What an outstanding book Erik Larson has delivered. Could another WWII book bring anything new or interesting? Larson does both with this look at the first year of Churchill’s premiership, showing us in great detail how close to victory Hitler had come, and how the steely resolve of Churchill held things together in the face of unrelenting bad news, and a fierce German bombing campaign against Britain. Larson gives us a look at not just the military, but some of the personal, with some of the Churchill family “issues” covered fairly.
There is no question that Churchill is still revered today, but I do believe that how close Britain was to defeat, as the country stood alone against what appeared to be an unbeatable German military colossus, tends to be forgotten as the years go by. We get to see the devastation of the German air blitz on Britain and London, and how Churchill both coped with, and offered inspiration, in the face of continuing bad news. As Britain stood alone against the onslaught it appeared very likely that the Germans would attempt an invasion, and that potential added to the immense burden on Churchill.
The book gives us a look at Goebbels (the Vile), through his diary, showing him to be both perplexed and outraged by Churchill’s refusal to enter into peace talks with Germany. The Germans, including Hitler, never could settle on a way to deal with the British beyond the bombing campaign. Larson looks at the role of Hermann Goering, the Luftwaffe chief. Goring’s fundamental incompetence, and his reliance on cranks, especially in the intelligence field, was a key factor in the eventual British victory. Much of the German side material has been covered elsewhere, but it is fascinating in the context given by Larson.
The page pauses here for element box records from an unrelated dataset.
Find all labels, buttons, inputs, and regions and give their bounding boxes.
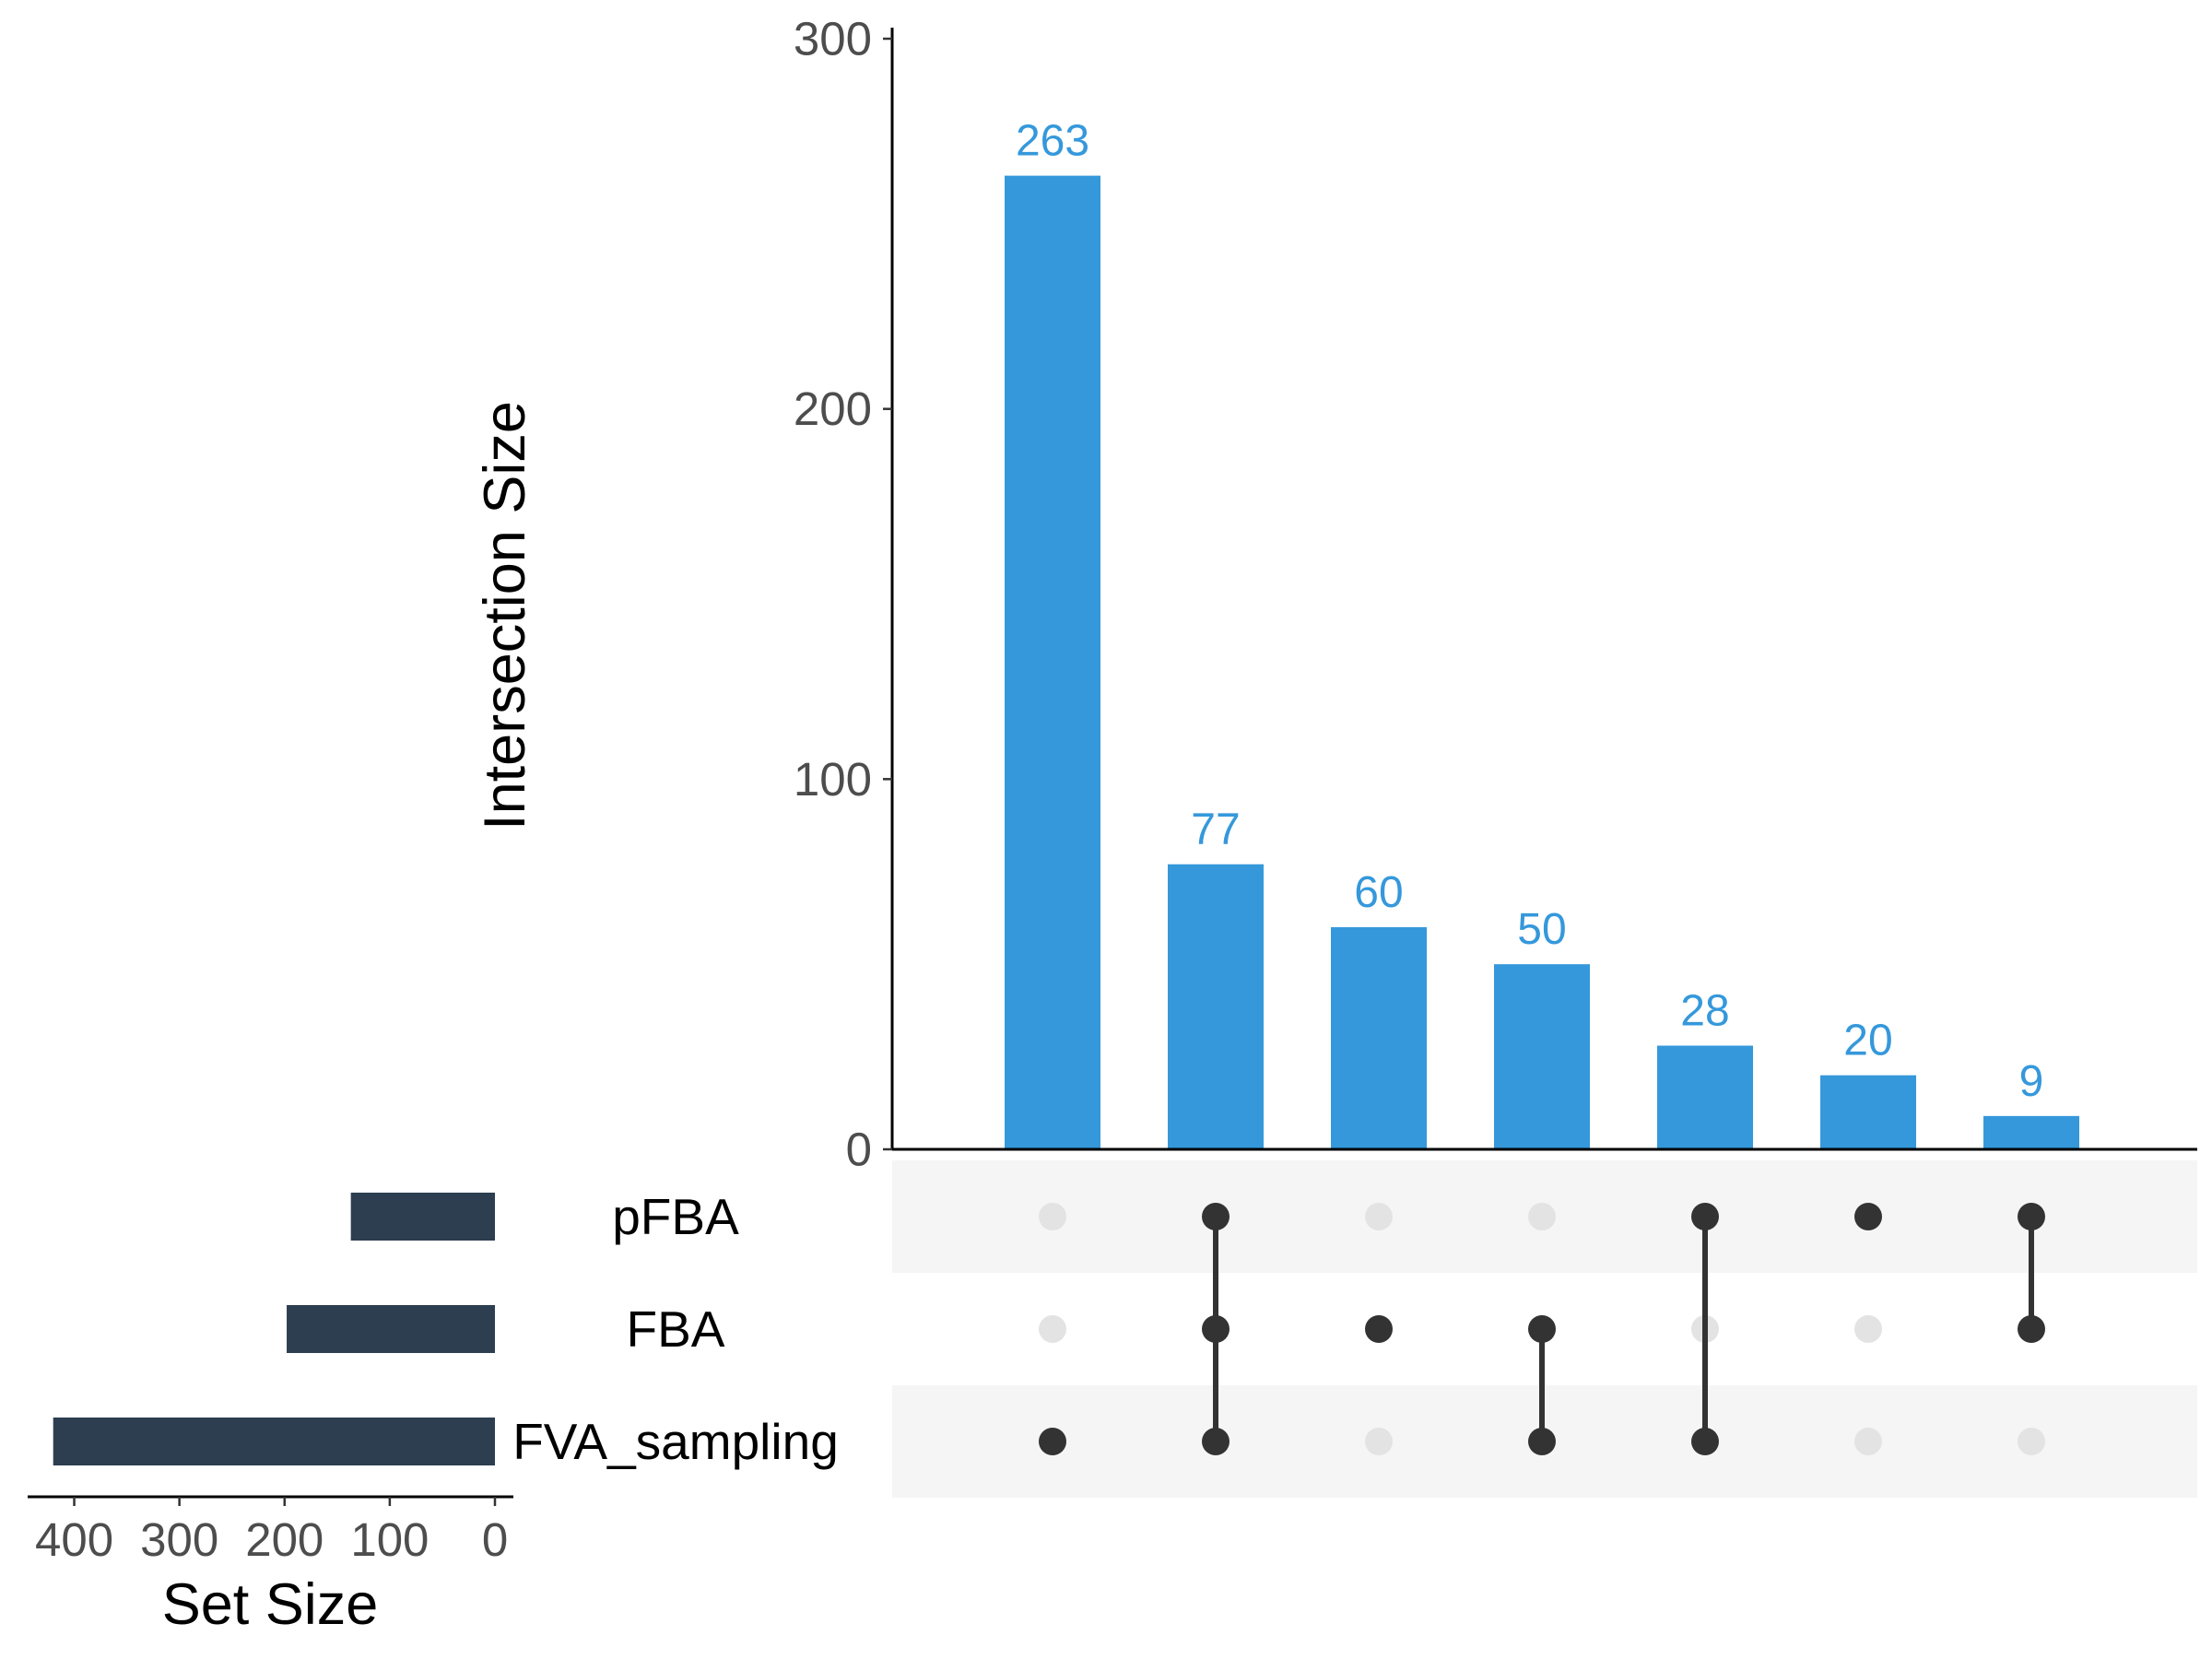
intersection-bar bbox=[1494, 964, 1590, 1149]
set-size-bar bbox=[287, 1305, 495, 1353]
matrix-dot-active bbox=[1854, 1203, 1882, 1230]
y-tick-label: 300 bbox=[794, 13, 872, 65]
matrix-dot-active bbox=[1528, 1315, 1556, 1343]
intersection-bar-label: 263 bbox=[1016, 117, 1089, 166]
matrix-dot-inactive bbox=[1854, 1428, 1882, 1455]
matrix-dot-active bbox=[1202, 1203, 1230, 1230]
matrix-dot-inactive bbox=[1039, 1315, 1066, 1343]
intersection-bar bbox=[1168, 864, 1264, 1149]
intersection-bar-label: 28 bbox=[1680, 987, 1729, 1036]
matrix-dot-active bbox=[1365, 1315, 1393, 1343]
set-size-bar bbox=[53, 1418, 496, 1465]
matrix-dot-inactive bbox=[1039, 1203, 1066, 1230]
intersection-bar bbox=[1983, 1115, 2079, 1149]
intersection-bar bbox=[1657, 1045, 1753, 1149]
intersection-bar-label: 60 bbox=[1354, 868, 1403, 917]
matrix-dot-inactive bbox=[1854, 1315, 1882, 1343]
matrix-dot-active bbox=[1528, 1428, 1556, 1455]
set-size-bars bbox=[53, 1193, 496, 1465]
intersection-bar-label: 9 bbox=[2019, 1057, 2044, 1106]
intersection-bar-label: 77 bbox=[1191, 806, 1240, 854]
matrix-dot-active bbox=[1691, 1428, 1719, 1455]
membership-matrix bbox=[1039, 1203, 2045, 1455]
set-size-tick-label: 0 bbox=[482, 1513, 508, 1566]
intersection-bar bbox=[1820, 1075, 1916, 1149]
matrix-dot-active bbox=[1691, 1203, 1719, 1230]
set-size-tick-label: 200 bbox=[245, 1513, 324, 1566]
intersection-bar-labels: 263 77 60 50 28 20 9 bbox=[1016, 117, 2043, 1106]
matrix-dot-active bbox=[1202, 1428, 1230, 1455]
set-label: FVA_sampling bbox=[512, 1413, 839, 1470]
set-size-axis-title: Set Size bbox=[162, 1572, 379, 1637]
matrix-dot-active bbox=[2018, 1315, 2045, 1343]
intersection-bar bbox=[1005, 175, 1100, 1149]
y-tick-label: 200 bbox=[794, 382, 872, 435]
intersection-bar-label: 50 bbox=[1517, 905, 1566, 954]
set-size-bar bbox=[350, 1193, 495, 1241]
intersection-bar bbox=[1331, 927, 1427, 1149]
y-axis-title: Intersection Size bbox=[473, 401, 537, 830]
intersection-bars bbox=[1005, 175, 2079, 1149]
matrix-dot-active bbox=[1039, 1428, 1066, 1455]
set-size-axis: 400 300 200 100 0 bbox=[28, 1495, 513, 1566]
matrix-dot-inactive bbox=[1365, 1428, 1393, 1455]
matrix-dot-active bbox=[2018, 1203, 2045, 1230]
matrix-dot-active bbox=[1202, 1315, 1230, 1343]
matrix-dot-inactive bbox=[1528, 1203, 1556, 1230]
set-size-tick-label: 100 bbox=[350, 1513, 429, 1566]
matrix-dot-inactive bbox=[2018, 1428, 2045, 1455]
intersection-bar-label: 20 bbox=[1843, 1017, 1892, 1065]
y-tick-label: 0 bbox=[846, 1124, 872, 1176]
set-labels: pFBA FBA FVA_sampling bbox=[512, 1188, 839, 1470]
set-size-tick-label: 400 bbox=[35, 1513, 113, 1566]
matrix-dot-inactive bbox=[1365, 1203, 1393, 1230]
intersection-y-axis: 0 100 200 300 bbox=[794, 13, 2197, 1176]
y-tick-label: 100 bbox=[794, 753, 872, 806]
set-size-tick-label: 300 bbox=[140, 1513, 218, 1566]
set-label: FBA bbox=[627, 1300, 725, 1358]
set-label: pFBA bbox=[612, 1188, 739, 1245]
Of course Churchill, for all his greatness, could not have won the war alone. We get to look at key members of the Churchill team, including Lord Beaverbrook, a fascinating figure. Churchill recognized that aircraft production would be something that would be critical to keeping Britain in the war, and he designated Beaverbrook as his head of Aircraft Production, a portfolio Churchill created. Beaverbrook was not a “team player” in a bureaucratic sense, but he drove his mission with zeal, ensuring that the British could replace the losses incurred in the Battle of Britain, and stay in the fight. Beaverbrook was a prima donna, but Churchill tolerated the constant threats of resignation, and squeezed the most out of a talented yet eccentric personality. It is, in my view, one of the key elements of Churchill’s greatness. He not only inspired his citizens, but he motivated his team in ways that drove the British forward when the chance of victory seemed non-existent.
Of course we see how much importance Churchill placed on the United States, and how he worked the Roosevelt angle as hard as he could. The U.S. was not quite ready to join the fight, but Churchill was relentless in his pursuit of Roosevelt, recognizing immediately that victory would likely be impossible without the entry of the military and industrial strength of America. Although he did not always meet success in his early endeavors with FDR Churchill had the political foresight to see how the war would play out, and acted accordingly.
The strength in the face of overwhelming odds, the description of the carnage brought on by the German air attacks and the Churchill response, and a close look at Churchill’s family and political circle make this book, for me, an outstanding effort, and well worth a read.